El asno comenzó a manducar, a boca llena, la cebada espigada. Saboreaba con placer, mientras que la quinua hervida se mantenía cerca. Después que terminó de yantar la cebada, le dijo al comerciante:
-          Amigo, ahora me voy a echar en el suelo, luego tú me vas a untar con la quinua hervida: mis ojos, mi ano y mi boca.
-          ¿Y después? — Ah… luego te vas retirar lejos del lugar junto con tus mulas.
-          ¿Acaso señor burro no me estás engañando? — Señor arriero ¿cómo vas a pensar de esta manera?
-          Está bien, pero después, ¿qué hago? –preguntó el comerciante.
-          Cuando escuches mi rebuzno, recién vendrás.
-          Está bien –respondió el comerciante. El burro se estiró en el suelo en forma rígida.
Después de largo rato se aproximó un zorro con pasos lentos y desconfiados y comenzó a mirar con ojos escrutadores todas las partes del burro; luego dio varias vueltas alrededor del pollino. El zorro se paró junto a la cabeza del rucho y después dijo:
- Ah… ¡qué suerte tengo ¡…este burro está muerto, seguramente con torzón, pues debe haber tragado mucho. No pensaba banquetear tan rica carne ¿Cuántos días estará ya muerto? Tiene la panza muy hinchada. Uf… en su boca hay gran cantidad de gusanos, igualmente en sus ojos y ano. O sea, ya está en putrefacción. Yo solo ¡ qué voy a poder terminar tanta carne ¡, mejor voy a llamar al resto de los zorros para banquetear en grupo porque ellos, en alguna oportunidad, también me han invitado a saborear las ricas carnes de ganados que se habían desbarrancado.

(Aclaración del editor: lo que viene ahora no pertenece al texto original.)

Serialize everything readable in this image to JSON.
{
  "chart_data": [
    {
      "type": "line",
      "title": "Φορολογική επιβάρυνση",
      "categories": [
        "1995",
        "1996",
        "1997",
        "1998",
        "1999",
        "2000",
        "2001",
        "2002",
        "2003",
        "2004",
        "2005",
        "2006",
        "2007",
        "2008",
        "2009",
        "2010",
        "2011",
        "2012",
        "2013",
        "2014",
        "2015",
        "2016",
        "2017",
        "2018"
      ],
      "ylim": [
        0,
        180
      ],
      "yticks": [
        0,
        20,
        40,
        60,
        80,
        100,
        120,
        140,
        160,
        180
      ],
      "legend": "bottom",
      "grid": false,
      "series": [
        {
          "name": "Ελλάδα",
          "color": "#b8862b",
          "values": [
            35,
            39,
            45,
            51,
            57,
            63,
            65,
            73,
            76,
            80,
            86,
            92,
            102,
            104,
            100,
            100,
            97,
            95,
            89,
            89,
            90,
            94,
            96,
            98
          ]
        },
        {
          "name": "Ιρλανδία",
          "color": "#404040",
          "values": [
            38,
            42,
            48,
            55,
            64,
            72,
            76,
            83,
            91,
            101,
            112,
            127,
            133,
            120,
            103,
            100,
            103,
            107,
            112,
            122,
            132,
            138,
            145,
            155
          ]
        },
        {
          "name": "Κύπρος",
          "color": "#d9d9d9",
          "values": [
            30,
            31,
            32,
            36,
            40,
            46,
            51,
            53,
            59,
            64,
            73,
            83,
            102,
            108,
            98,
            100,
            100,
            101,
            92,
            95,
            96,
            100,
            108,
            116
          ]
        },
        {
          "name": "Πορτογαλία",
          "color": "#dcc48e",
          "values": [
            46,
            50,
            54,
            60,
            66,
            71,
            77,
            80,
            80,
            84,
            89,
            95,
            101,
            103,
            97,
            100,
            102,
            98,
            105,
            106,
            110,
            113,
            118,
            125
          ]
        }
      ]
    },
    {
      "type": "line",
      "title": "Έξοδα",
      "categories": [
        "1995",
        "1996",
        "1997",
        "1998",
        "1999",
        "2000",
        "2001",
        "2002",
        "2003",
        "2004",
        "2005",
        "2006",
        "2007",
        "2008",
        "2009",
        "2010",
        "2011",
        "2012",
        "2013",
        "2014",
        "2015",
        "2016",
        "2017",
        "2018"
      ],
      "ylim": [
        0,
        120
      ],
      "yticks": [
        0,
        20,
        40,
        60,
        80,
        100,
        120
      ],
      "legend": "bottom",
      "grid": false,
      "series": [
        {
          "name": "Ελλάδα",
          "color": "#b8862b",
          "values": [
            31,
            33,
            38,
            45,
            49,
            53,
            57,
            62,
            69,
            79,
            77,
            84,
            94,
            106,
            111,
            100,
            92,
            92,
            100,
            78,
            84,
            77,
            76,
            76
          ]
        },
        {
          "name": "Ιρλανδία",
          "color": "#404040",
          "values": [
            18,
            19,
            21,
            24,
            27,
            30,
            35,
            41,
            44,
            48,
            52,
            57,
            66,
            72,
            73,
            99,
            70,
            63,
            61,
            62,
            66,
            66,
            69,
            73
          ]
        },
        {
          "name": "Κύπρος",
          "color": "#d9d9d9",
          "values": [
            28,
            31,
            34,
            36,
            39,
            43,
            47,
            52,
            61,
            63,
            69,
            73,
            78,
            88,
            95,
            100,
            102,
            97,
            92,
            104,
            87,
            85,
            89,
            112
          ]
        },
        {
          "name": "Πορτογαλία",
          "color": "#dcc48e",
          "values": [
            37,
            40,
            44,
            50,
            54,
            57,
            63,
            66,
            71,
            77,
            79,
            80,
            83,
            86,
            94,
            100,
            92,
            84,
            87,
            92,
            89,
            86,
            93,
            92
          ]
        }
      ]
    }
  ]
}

El zorro se retiró brincando de regocijo; luego oteó desde encima de un pedrón verduzco. Los zorros comenzaron a salir de sus madrigueras y, seguidamente se enrumbaban, guiados por los ademanes del zorro. Las bestias carnívoras rodearon al pollino; de sus bocas caían cantidades de saliva. Antes de empezar con el banquete, uno de los zorros habló:
-          Hermanos y hermanas, este burro está muerto hace días. Miren su ano, ojos y boca, hay gran cantidad de gusanos –quinua hervida–. Pero si empezamos a banquetear, su hedor va a llegar a las narices de los cóndores, pumas y otros animales. Ellos pronto van a llegar y nos van a quitar toda la carne.

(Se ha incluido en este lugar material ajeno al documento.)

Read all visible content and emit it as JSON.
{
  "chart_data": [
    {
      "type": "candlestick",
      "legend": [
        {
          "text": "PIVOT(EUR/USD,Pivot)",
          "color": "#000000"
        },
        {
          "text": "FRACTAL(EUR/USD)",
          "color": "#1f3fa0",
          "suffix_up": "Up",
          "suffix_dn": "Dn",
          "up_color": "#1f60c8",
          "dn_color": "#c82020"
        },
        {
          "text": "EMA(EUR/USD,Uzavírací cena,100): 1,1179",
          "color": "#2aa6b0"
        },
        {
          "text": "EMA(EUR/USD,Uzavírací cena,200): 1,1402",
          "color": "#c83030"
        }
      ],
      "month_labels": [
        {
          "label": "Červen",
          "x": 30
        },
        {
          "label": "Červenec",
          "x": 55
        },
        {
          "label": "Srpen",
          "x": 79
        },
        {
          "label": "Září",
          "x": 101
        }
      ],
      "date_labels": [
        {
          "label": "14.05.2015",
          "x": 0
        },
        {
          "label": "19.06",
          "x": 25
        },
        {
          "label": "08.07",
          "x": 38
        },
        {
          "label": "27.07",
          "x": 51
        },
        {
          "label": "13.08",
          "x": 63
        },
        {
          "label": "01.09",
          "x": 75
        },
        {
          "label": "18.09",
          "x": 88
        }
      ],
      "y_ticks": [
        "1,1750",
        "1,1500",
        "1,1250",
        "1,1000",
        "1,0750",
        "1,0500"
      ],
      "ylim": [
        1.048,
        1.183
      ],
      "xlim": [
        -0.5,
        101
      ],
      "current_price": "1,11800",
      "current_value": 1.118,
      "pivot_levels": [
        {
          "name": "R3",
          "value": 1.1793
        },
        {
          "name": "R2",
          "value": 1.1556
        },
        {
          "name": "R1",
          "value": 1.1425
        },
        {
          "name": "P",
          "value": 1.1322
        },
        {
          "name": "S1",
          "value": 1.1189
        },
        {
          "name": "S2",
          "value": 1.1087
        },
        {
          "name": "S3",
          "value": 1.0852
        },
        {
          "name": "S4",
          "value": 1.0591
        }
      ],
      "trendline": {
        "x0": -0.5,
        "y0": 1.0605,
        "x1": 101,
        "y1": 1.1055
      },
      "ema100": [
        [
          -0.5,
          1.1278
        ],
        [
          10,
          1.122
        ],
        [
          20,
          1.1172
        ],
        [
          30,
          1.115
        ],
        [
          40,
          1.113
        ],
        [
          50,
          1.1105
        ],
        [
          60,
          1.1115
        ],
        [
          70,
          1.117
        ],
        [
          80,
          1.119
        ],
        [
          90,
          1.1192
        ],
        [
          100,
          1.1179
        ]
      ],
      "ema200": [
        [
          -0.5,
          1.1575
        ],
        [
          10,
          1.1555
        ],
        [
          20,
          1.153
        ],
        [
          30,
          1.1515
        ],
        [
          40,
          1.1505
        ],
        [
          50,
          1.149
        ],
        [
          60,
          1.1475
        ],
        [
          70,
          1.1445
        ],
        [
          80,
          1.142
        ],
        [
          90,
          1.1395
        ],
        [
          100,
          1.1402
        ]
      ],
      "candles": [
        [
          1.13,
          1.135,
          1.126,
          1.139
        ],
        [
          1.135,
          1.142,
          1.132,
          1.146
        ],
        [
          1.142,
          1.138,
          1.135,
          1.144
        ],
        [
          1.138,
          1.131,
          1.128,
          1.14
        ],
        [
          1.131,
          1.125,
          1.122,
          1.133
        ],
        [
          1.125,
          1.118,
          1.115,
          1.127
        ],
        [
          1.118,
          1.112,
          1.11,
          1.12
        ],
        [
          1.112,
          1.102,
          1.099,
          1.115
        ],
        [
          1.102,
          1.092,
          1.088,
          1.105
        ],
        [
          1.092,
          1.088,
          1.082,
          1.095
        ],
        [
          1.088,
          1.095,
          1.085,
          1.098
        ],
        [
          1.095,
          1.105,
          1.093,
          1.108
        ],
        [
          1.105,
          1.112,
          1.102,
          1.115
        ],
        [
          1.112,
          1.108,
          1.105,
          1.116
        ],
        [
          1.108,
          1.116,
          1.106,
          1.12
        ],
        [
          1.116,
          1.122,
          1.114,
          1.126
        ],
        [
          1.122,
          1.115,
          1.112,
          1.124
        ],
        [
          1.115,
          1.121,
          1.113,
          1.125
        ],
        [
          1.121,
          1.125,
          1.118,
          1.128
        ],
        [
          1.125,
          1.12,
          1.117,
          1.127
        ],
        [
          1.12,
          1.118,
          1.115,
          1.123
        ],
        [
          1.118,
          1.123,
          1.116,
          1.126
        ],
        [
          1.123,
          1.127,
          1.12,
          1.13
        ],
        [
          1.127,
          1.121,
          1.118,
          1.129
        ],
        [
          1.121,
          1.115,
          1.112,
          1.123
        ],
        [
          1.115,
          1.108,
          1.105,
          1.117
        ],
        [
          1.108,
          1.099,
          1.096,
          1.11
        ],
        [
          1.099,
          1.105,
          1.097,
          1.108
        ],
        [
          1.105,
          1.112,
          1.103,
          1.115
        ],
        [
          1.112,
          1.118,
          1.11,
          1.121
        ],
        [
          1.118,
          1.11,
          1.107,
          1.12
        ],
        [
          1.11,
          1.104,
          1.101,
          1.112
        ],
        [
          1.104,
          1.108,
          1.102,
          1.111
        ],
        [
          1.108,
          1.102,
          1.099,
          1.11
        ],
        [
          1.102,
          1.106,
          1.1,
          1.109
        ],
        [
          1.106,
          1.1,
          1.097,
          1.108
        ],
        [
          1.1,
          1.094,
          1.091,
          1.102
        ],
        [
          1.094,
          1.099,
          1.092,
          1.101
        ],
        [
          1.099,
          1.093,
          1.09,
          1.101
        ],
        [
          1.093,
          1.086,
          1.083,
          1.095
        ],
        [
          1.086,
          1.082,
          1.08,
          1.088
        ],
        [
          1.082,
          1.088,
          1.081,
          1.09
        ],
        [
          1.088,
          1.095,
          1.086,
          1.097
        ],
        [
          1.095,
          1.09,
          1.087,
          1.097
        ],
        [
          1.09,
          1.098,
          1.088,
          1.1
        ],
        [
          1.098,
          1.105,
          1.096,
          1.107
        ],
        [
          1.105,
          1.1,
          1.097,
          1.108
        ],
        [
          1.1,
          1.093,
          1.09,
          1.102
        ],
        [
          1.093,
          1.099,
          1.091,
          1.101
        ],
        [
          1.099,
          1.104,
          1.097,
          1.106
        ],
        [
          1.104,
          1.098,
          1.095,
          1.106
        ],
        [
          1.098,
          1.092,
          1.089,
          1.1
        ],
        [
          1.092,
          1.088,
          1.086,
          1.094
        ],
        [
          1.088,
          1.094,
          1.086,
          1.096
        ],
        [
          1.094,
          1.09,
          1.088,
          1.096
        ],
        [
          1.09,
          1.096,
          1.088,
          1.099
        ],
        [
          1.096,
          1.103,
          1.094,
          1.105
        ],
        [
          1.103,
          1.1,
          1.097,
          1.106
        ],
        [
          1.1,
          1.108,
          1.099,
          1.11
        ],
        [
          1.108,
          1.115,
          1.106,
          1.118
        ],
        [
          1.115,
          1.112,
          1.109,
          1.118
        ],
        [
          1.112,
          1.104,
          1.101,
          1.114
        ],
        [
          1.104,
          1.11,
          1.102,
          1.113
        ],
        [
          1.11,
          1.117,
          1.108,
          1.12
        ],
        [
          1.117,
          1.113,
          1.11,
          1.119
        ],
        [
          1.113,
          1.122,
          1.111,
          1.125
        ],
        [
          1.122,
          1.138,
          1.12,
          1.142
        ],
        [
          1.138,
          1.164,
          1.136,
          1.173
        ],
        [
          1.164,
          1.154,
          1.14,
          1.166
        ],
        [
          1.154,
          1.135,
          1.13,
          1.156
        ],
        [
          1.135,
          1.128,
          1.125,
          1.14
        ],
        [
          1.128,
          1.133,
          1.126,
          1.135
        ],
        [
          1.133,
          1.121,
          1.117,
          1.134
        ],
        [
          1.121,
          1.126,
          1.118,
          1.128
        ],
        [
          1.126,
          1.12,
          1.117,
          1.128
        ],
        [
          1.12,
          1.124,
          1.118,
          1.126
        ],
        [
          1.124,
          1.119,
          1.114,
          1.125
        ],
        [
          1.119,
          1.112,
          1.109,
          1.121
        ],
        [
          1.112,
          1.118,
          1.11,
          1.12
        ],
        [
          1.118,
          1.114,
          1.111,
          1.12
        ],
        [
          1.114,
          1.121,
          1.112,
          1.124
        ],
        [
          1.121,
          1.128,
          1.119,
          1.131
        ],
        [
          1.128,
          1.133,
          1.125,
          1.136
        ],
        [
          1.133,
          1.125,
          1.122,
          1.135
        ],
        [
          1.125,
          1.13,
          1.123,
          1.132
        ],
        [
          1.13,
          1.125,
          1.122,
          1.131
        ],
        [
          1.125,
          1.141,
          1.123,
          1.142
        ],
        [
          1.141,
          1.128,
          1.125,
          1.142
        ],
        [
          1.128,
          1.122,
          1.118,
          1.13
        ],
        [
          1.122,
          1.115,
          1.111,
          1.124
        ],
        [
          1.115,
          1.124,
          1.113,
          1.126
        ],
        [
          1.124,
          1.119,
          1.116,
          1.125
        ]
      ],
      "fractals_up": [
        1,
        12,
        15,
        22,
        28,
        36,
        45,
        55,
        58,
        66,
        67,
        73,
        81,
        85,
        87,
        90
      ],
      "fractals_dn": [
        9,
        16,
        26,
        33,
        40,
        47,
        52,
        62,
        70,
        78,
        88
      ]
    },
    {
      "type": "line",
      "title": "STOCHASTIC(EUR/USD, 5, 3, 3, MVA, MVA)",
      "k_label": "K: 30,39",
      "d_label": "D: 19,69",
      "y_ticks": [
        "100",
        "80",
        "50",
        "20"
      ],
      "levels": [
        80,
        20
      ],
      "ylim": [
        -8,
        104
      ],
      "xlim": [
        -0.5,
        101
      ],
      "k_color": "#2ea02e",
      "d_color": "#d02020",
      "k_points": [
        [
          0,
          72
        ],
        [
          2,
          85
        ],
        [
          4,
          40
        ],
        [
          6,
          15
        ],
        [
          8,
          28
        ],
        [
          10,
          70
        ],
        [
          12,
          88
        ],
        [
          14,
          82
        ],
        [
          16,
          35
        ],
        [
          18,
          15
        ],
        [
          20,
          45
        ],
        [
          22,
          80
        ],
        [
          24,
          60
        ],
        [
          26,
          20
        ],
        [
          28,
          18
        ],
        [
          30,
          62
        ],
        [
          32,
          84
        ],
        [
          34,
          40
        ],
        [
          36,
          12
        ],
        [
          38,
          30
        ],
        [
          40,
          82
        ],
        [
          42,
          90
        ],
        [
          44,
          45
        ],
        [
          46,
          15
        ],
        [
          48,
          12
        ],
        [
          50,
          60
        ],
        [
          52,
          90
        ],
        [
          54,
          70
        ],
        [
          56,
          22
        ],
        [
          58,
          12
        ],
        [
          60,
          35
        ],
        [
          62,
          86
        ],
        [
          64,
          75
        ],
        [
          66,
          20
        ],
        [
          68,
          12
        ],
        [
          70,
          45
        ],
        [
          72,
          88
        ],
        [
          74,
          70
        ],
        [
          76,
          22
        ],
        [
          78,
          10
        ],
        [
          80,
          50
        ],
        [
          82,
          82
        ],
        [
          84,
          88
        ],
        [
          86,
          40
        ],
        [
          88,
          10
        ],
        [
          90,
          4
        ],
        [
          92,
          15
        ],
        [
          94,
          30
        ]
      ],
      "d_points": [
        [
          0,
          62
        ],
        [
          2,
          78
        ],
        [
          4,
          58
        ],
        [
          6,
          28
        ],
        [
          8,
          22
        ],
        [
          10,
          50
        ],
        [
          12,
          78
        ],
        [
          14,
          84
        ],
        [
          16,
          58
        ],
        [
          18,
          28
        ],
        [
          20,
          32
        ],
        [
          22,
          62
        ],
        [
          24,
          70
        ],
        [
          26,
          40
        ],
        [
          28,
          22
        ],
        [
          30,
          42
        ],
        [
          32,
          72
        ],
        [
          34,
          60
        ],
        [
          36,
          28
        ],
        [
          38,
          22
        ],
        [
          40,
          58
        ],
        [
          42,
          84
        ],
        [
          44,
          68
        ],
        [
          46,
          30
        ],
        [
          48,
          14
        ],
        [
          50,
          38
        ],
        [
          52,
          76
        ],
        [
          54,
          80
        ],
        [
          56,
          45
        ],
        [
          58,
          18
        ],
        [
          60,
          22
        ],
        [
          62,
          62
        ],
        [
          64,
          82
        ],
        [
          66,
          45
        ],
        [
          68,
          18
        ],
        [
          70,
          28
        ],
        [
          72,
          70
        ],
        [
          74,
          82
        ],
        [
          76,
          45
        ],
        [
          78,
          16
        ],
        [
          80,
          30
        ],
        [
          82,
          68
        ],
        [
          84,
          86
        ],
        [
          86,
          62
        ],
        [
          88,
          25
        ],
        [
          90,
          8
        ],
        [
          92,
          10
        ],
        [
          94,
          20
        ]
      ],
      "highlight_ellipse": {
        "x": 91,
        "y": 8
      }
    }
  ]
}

-           Amigo ¿Qué podemos hacer? –dijo uno de los carnívoros.
-           Hermanos, lo que podemos hacer es arrastrar el burro a mi madriguera, que es grande.
-           Pero ¿con qué sogas? 
-          Yo tengo –anunció el zorro-. Luego otro dijo: 
-   Esta carne aún está fresca y todavía no está tan malograda; tampoco vuelan las chiririnkas [moscardones].
El jefe de los zorros, que tenía cola frondosa y canosa, habló:
-          Hermanos, cada uno de ustedes tiene que amarrarse la punta de los lazos a vuestros cuellos y cinturas, para que de esta manera puedan tener más fuerza para arrastrar el burro.
-          Está bien –dijeron a voz unísona los zorros.
El sol desde la altura contemplaba cómo las bestias carnívoras arrastraban al burro plateado en una sola dirección. Hacían todo el esfuerzo posible para llegar lo más rápido a la madriguera. Pero, súbitamente, el burro plateado se levantó del suelo rebuznando y correteando por los pedregales y campos; pateando, coceando y mordiendo a los zorros. Los animales al recibir las patadas y mordeduras, iban muriendo. El sol paralizó su caminata por el firmamento, contemplando asombrado la tragedia de los zorros.


El comerciante corrió al encuentro del burro para agradecerle por la recuperación de sus doce lazos.